On 17Apr2018 0246, Oleg Sivokon wrote:
It is common practice in corporate networks that connect MS Windows machines to redirect 
all (encrypted included) traffic through company's router.  For this purpose routers are 
usually configured to act as a CA.  However, the certificate issued by such 
"CA" will of course not be found in the certificates distributed with LibreSSL 
(how would they even know?).  MS Windows networking, however, has a way to configure 
these policies.

Prior to this issue, Python relied on the OS libraries to implement TLS 
protocol, so the overall setup worked transparently for users.  Since 3.6.5, 
however, this is no longer possible (requires alteration of certificates 
distributed with Python).

If you are referring to Python on Windows, this was never true. We've always relied on OpenSSL and at best will read locally installed certificates (and by default, most certificates are not locally installed). This should not have changed recently, and certainly not with the bug you reference.

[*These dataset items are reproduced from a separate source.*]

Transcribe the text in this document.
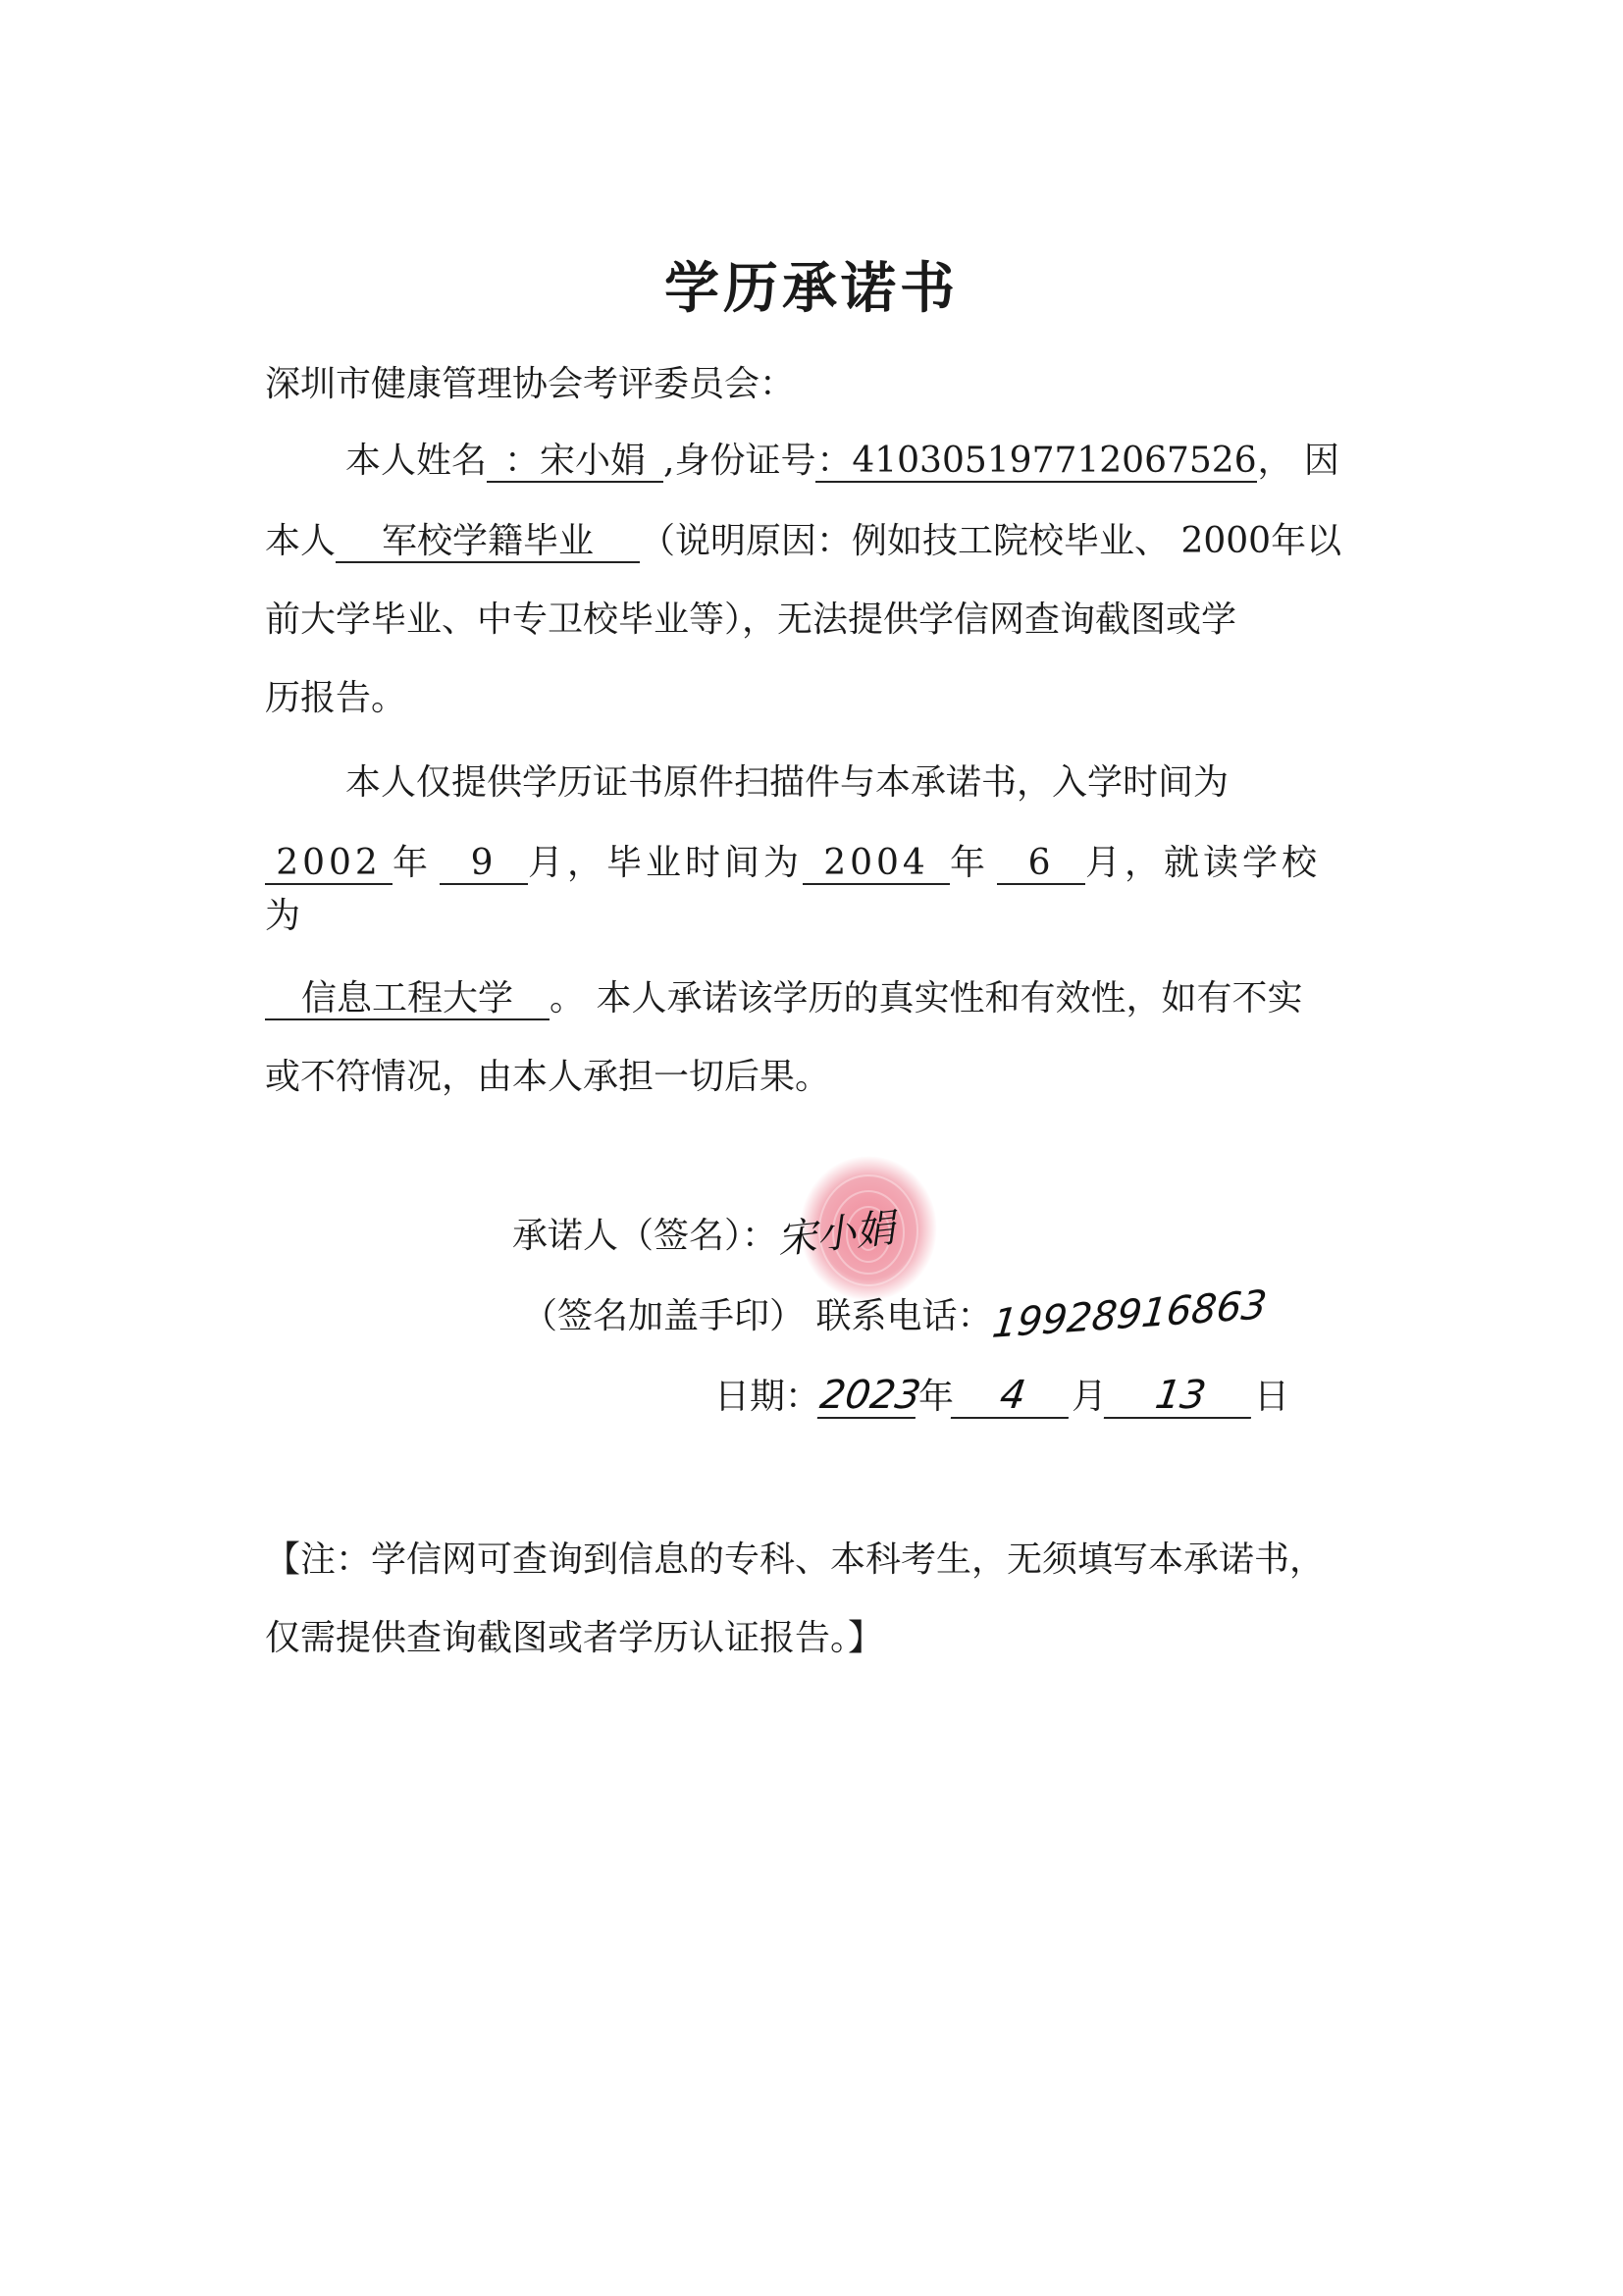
学历承诺书
深圳市健康管理协会考评委员会：
本人姓名 ：宋小娟 ,身份证号：410305197712067526， 因
本人 军校学籍毕业 （说明原因：例如技工院校毕业、 2000年以
前大学毕业、中专卫校毕业等），无法提供学信网查询截图或学
历报告。
本人仅提供学历证书原件扫描件与本承诺书，入学时间为
2002 年 9 月，毕业时间为 2004 年 6 月，就读学校
为
信息工程大学 。 本人承诺该学历的真实性和有效性，如有不实
或不符情况，由本人承担一切后果。
承诺人（签名）：宋小娟
（签名加盖手印） 联系电话：19928916863
日期：2023年 4 月 13 日
【注：学信网可查询到信息的专科、本科考生，无须填写本承诺书，
仅需提供查询截图或者学历认证报告。】
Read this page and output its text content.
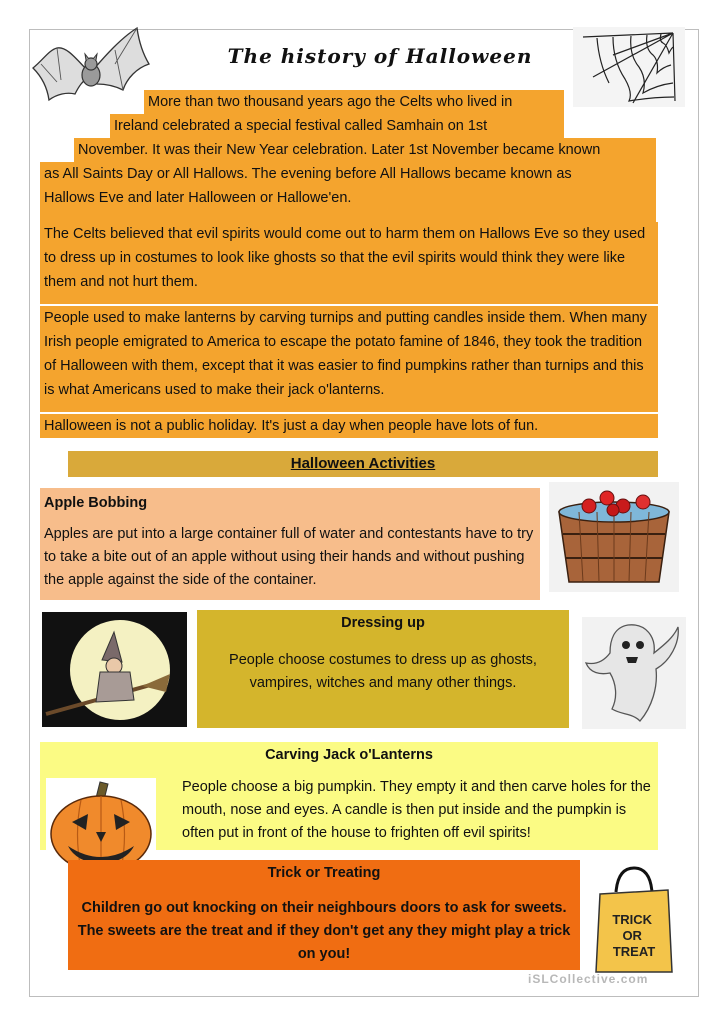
The history of Halloween
More than two thousand years ago the Celts who lived in
Ireland celebrated a special festival called Samhain on 1st
November. It was their New Year celebration. Later 1st November became known
as All Saints Day or All Hallows. The evening before All Hallows became known as
Hallows Eve and later Halloween or Hallowe'en.
The Celts believed that evil spirits would come out to harm them on Hallows Eve so they used to dress up in costumes to look like ghosts so that the evil spirits would think they were like them and not hurt them.
People used to make lanterns by carving turnips and putting candles inside them. When many Irish people emigrated to America to escape the potato famine of 1846, they took the tradition of Halloween with them, except that it was easier to find pumpkins rather than turnips and this is what Americans used to make their jack o'lanterns.
Halloween is not a public holiday. It's just a day when people have lots of fun.
Halloween Activities
Apple Bobbing
Apples are put into a large container full of water and contestants have to try to take a bite out of an apple without using their hands and without pushing the apple against the side of the container.
Dressing up
People choose costumes to dress up as ghosts, vampires, witches and many other things.
Carving Jack o'Lanterns
People choose a big pumpkin. They empty it and then carve holes for the mouth, nose and eyes. A candle is then put inside and the pumpkin is often put in front of the house to frighten off evil spirits!
Trick or Treating
Children go out knocking on their neighbours doors to ask for sweets. The sweets are the treat and if they don't get any they might play a trick on you!
TRICK OR TREAT
iSLCollective.com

I'm asking that this be made configurable / possible to disable using simple 
means, perhaps an environment variable / registry key or similar.

I'm not clear on what you're asking for. The only thing we can disable is reading OS certificates into OpenSSL, and that would be the opposite of what you are having trouble with.

Perhaps this is an issue with pip more specifically than Python?

PS. I still cannot register to the bug tracker (never received a confirmation 
email), this is why you are reading this email.

I would guess it ended up in a junk mail folder, though that may be controlled by your organization rather than anywhere you can get to it. Perhaps using an alternate email address will be easiest?